Waarover gaat het? De vertellende ik-figuur krijgt door een dom toeval (een bomexplosie in het hartje van de Antwerps-joodse diamantwijk) een koffertje met vier miljoen euro in handen en slaagt er, gezien de chaos, in het mee naar huis te nemen. Maar dan beginnen morele vragen en gewetensbezwaren op te duiken die hem ertoe inspireren met zijn eigen schuldgevoelens maar ook met het morele niveau van zijn beste vrienden een erg gevaarlijk ‘spel’ te gaan spelen. Hij verdeelt namelijk de ‘buit’ in vier gelijke delen en bedenkt een ingewikkeld plan om op volstrekt anonieme wijze drie vrienden (en zichzelf) elk met één miljoen euro op te zadelen, echter met het daaraan gekoppelde verzoek de respectieve geldkoffers op een bepaalde datum en via een ingenieus systeem terug te bezorgen, alweer volstrekt anoniem. Het uiteindelijke doel: op basis van het aantal teruggebrachte koffers zal het bedrag volgens een strikt mathematische formule in zijn totaliteit of gedeeltelijk aan de bank gerestitueerd worden. Geeft iedereen zijn koffer terug, dan krijgt de bank vier miljoen en houdt de ik-figuur niets; geeft slechts één persoon het geld terug (nl. hijzelf, dat staat van bij het begin vast) dan houdt hij 3/4 van het totaal, dus 750.000 euro enzovoort; de exacte formule vind je in de roman op p. 27 in een overzichtelijke Excel-tabel. Het spel begint... maar loopt uiteindelijk slecht af. Tot daar het louter inhoudelijke aspect.

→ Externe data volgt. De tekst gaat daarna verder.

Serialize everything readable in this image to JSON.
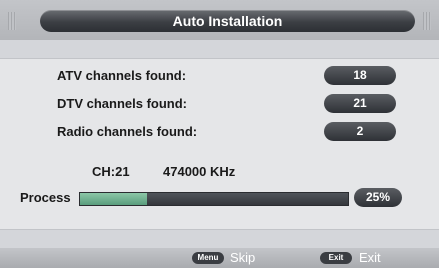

Vooreerst dit. Niet alleen de ‘ik’ speelt in de roman een gevaarlijk spelletje, ook de auteur zelf doet dat met de lezer. Je verneemt namelijk wel de namen van de vier betrokkenen maar nooit wie van de vier de ik-figuur zélf is. Hij wordt dus binnen het overkoepelende fictionele kader van de roman nog eens een fictie in die zin dat de verteller over zichzelf (en zelfs met zichzelf) vertelt (of spreekt). Op basis van subtiele details (woning, kleding, bepaalde gewoontes...) heb ik wanhopig getracht de ik-figuur te identificeren, maar zonder resultaat; tegenstrijdigheden of onmogelijkheden in dit verband blijven zich in de loop van de lectuur opstapelen. Uiteraard leidt zo'n procedure tot een zekere frustratie bij de lezer, anderzijds tot hardnekkige nieuwsgierigheid én niet aflatende spanning. Deze techniek van de bewuste identiteitsverwarring wordt door Erauw knap en consequent volgehouden, al blijf je als lezer met een onvoldaan, licht geïrriteerd gevoel in de kou staan. De auteur bleek best bereid om mij te vertellen 'wie het nu eigenlijk is', maar ik verzocht hem dat niet te doen; de morele en psychologische implicaties van de roman zijn immers veel belangrijker dan de spanning of de exacte identificatie van de figuren.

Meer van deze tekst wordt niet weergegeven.